Agnès Sorel sut en user ainsi.
On ne lui peut reprocher en sa vie
Que les douceurs d’une tendre folie.
Je lui pardonne, et je pense qu’aussi
Dieu tout clément aura pris pitié d’elle :
En paradis tout saint n’est point pucelle ;
Le repentir est vertu du pécheur[1].



Quand Jeanne d’Arc défendait son honneur,
Et que du fil de sa céleste épée
De Grisbourdon la tête fut tranchée,
Notre âne ailé, qui dessus son harnois
Portait en l’air le chevalier Dunois,
Conçut alors le caprice profane
De l’éloigner, et de l’ôter à Jeanne.
Quelle raison en avait-il ? L’amour,
Le tendre amour, et la naissante envie
Dont en secret son âme était saisie.
L’ami lecteur apprendra quelque jour
Quel trait de flamme, et quel idée hardie[2]
Pressait déjà ce héros d’Arcadie.
L’animal saint eut donc la fantaisie
De s’envoler devers la Lombardie ;
Le bon Denys en secret conseilla
Cette escapade à sa monture ailée.

  1. Voici encore une pensée que Voltaire a reproduite en termes peu différents dans l’un de ses ouvrages dramatiques. On lit dans Olympie (acte II, scène ii) :
    Dieu fit du repentir la vertu des mortels.

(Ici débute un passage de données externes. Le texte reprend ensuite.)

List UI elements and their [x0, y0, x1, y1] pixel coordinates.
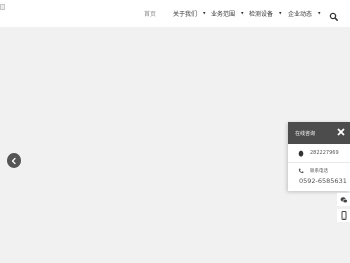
nav-item-home[interactable]: 首页	[144, 0, 156, 27]
mobile-button[interactable]	[337, 209, 350, 222]
divider	[288, 162, 350, 163]
chevron-down-icon: ▾	[203, 10, 206, 16]
qq-contact[interactable]: 282227969	[298, 148, 339, 158]
search-icon	[329, 12, 338, 21]
service-panel-title: 在线咨询	[295, 130, 316, 137]
chevron-down-icon: ▾	[318, 10, 321, 16]
nav-item-about[interactable]: 关于我们 ▾	[173, 0, 206, 27]
nav-item-business[interactable]: 业务范围 ▾	[211, 0, 244, 27]
nav-item-label: 业务范围	[211, 11, 236, 18]
mobile-icon	[341, 211, 346, 220]
online-service-panel: 在线咨询 282227969 联系电话 0592-6585631	[288, 122, 350, 191]
nav-item-news[interactable]: 企业动态 ▾	[288, 0, 321, 27]
phone-number[interactable]: 0592-6585631	[299, 177, 347, 185]
nav-item-label: 企业动态	[288, 11, 313, 18]
broken-image-icon[interactable]	[0, 4, 5, 10]
site-header: 首页 关于我们 ▾ 业务范围 ▾ 检测设备 ▾ 企业动态 ▾	[0, 0, 350, 27]
qq-penguin-icon	[298, 150, 304, 157]
nav-item-label: 检测设备	[249, 11, 274, 18]
service-panel-header: 在线咨询	[288, 122, 350, 144]
phone-label-row: 联系电话	[298, 167, 328, 175]
nav-item-equipment[interactable]: 检测设备 ▾	[249, 0, 282, 27]
chevron-down-icon: ▾	[279, 10, 282, 16]
close-x-icon	[337, 128, 345, 136]
search-button[interactable]	[328, 8, 340, 21]
nav-item-label: 首页	[144, 11, 157, 18]
carousel-prev-button[interactable]	[7, 153, 21, 168]
wechat-icon	[340, 196, 348, 203]
phone-icon	[298, 168, 304, 174]
phone-label: 联系电话	[310, 169, 328, 174]
qq-number: 282227969	[310, 150, 339, 156]
close-button[interactable]	[337, 128, 345, 136]
nav-item-label: 关于我们	[173, 11, 198, 18]
wechat-button[interactable]	[337, 193, 350, 206]
chevron-left-icon	[11, 157, 16, 164]
chevron-down-icon: ▾	[241, 10, 244, 16]
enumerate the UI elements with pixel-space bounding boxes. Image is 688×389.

    Chénier a exprimé, avec non moins de bonheur, la même idée dans son Calas acte V, scène vi) :
    … Un Dieu plein de clémence
    Pour qui le repentir est encor l'innocence. (R.)
  2. C'est par licence poétique, fort excusable dans un poëme du genre de la Pucelle, que Voltaire ne tient pas compte de l'h aspirée du mot hardie, non plus qu'il ne tiendra compte un peu, plus loin de l'h aspirée du mot harassé dans le vers 196 de ce chant :
    Son corps divin de fatigue harassé.

    Peut-être n'aurait-il pas dû se permettre les mêmes licences dans la Henriade,
    où se trouve (chant IX, vers 18) ce vers :
    Les biens du premier âge, hors la seule innocence.

    L'édition de 1761 fournit au vers ci-dessus cette variante irréprochable :
    Quel doux espoir! quelle flamme hardie!